A voz das urnas não silenciou a voz das ruas e os protestos, como na frente do CMA (foto), tomaram conta do País neste feriado de Finados
O confronto entre Bolsonaro e Lula, no 2º Turno das eleições 2022, termina com uma vitória apertada. O vitorioso obteve 60.345.999 votos (50,90%), contra 58.206.354 (49,10%) do presidente, diferença de 2.139.645 votos (0,9%). Mal se ouviu a voz das urnas e surge, neste 2 de novembro, ruidosa manifestação pedindo a intervenção dos quartéis.
Ouçamos as lições dos números.
Na eleição de 2018, Jair Bolsonaro obteve 57.797.847 (55,13%) votos e Fernando Hadad 47.040.906 (44,87%). Note-se que, nominalmente, o presidente foi até mais votado, em 2022, que no pleito anterior, mas isso se deve, em grande parte, ao crescimento vegetativo do eleitorado.

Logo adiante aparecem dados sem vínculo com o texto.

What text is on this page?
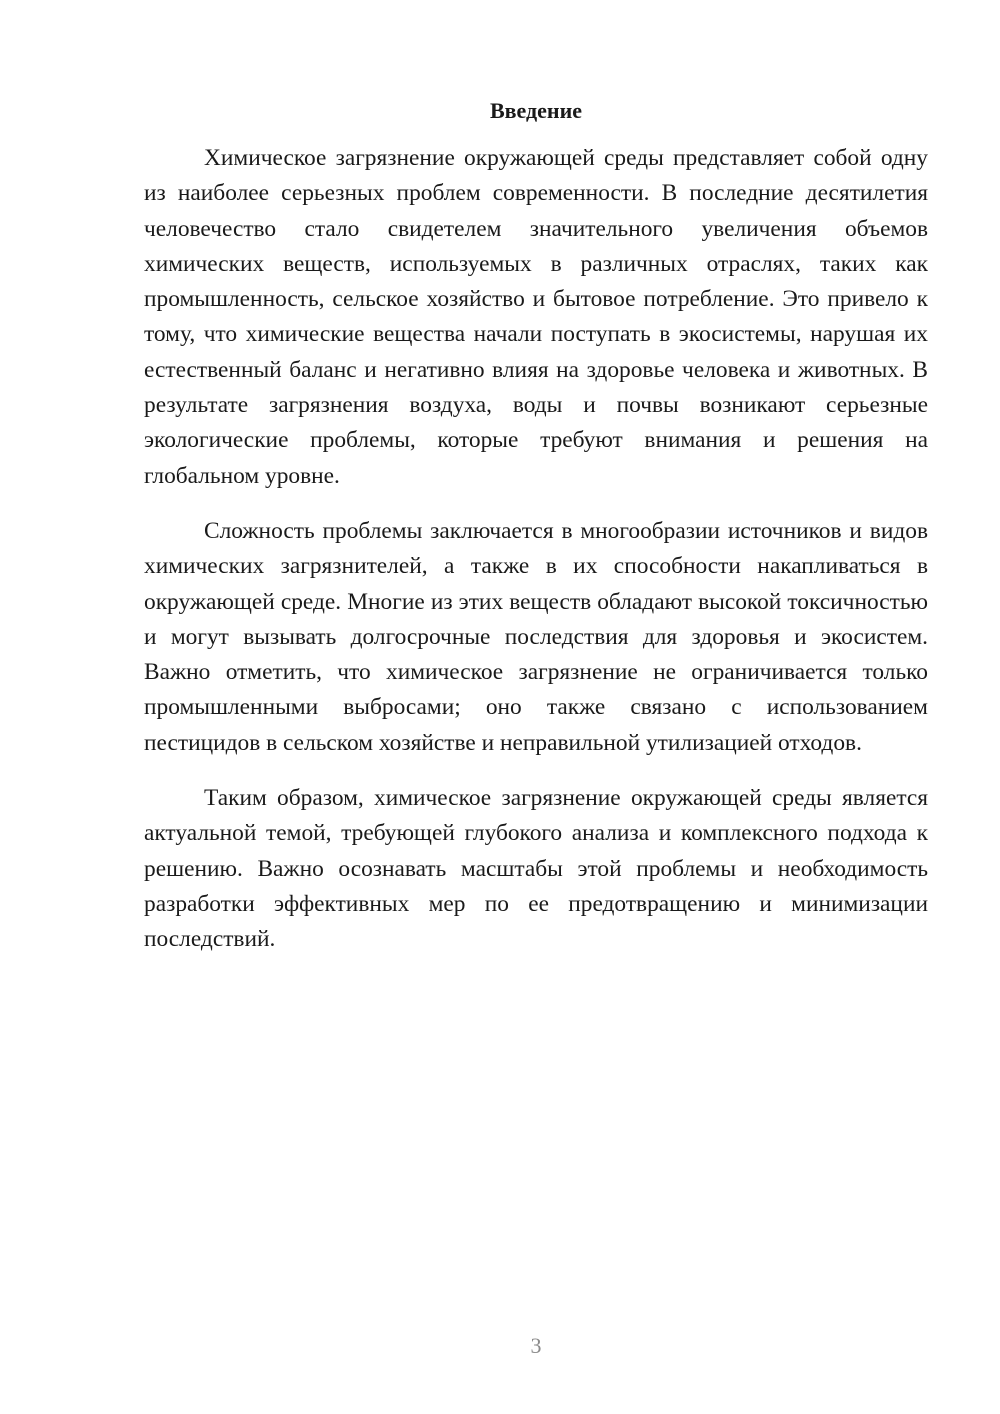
Введение

Химическое загрязнение окружающей среды представляет собой одну из наиболее серьезных проблем современности. В последние десятилетия человечество стало свидетелем значительного увеличения объемов химических веществ, используемых в различных отраслях, таких как промышленность, сельское хозяйство и бытовое потребление. Это привело к тому, что химические вещества начали поступать в экосистемы, нарушая их естественный баланс и негативно влияя на здоровье человека и животных. В результате загрязнения воздуха, воды и почвы возникают серьезные экологические проблемы, которые требуют внимания и решения на глобальном уровне.

Сложность проблемы заключается в многообразии источников и видов химических загрязнителей, а также в их способности накапливаться в окружающей среде. Многие из этих веществ обладают высокой токсичностью и могут вызывать долгосрочные последствия для здоровья и экосистем. Важно отметить, что химическое загрязнение не ограничивается только промышленными выбросами; оно также связано с использованием пестицидов в сельском хозяйстве и неправильной утилизацией отходов.

Таким образом, химическое загрязнение окружающей среды является актуальной темой, требующей глубокого анализа и комплексного подхода к решению. Важно осознавать масштабы этой проблемы и необходимость разработки эффективных мер по ее предотвращению и минимизации последствий.

3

A diferença de 10.756.941 votos (10,26%), de 2018, parece larga, folgada, comparada ao percentual de 0,9% da eleição deste ano, mas já indicava a secessão que se aprofundaria nos anos Bolsonaro e a necessidade do apaziguamento nacional.
O que fez o presidente? Cultivou a tensão ao longo do mandato. Não fez qualquer concessão na direção dos 44,87% dos brasileiros que disseram não à candidatura dele. Alimentou, com cada frase, no cercadinho do Planalto, os memes oposicionistas nas redes sociais. “Não sou coveiro”; “Nós vamos ser o último país a se vacinar” etc. Ou, talvez, um pouco de humanidade para com as vítimas das enchentes na Bahia ou da queda de pontes na BR-319, no Amazonas – estas não receberam a menor atenção presidencial, mesmo no calor do pleito.
A lição que os números aplicam a Lula é bem direta. A vitória apertada não autoriza nenhum de seus eleitores a tripudiar sobre os bolsonaristas, feridos pela derrota. Os derrotados são uma massa nacional expressiva, como demonstram as manifestações deste 2 de Novembro.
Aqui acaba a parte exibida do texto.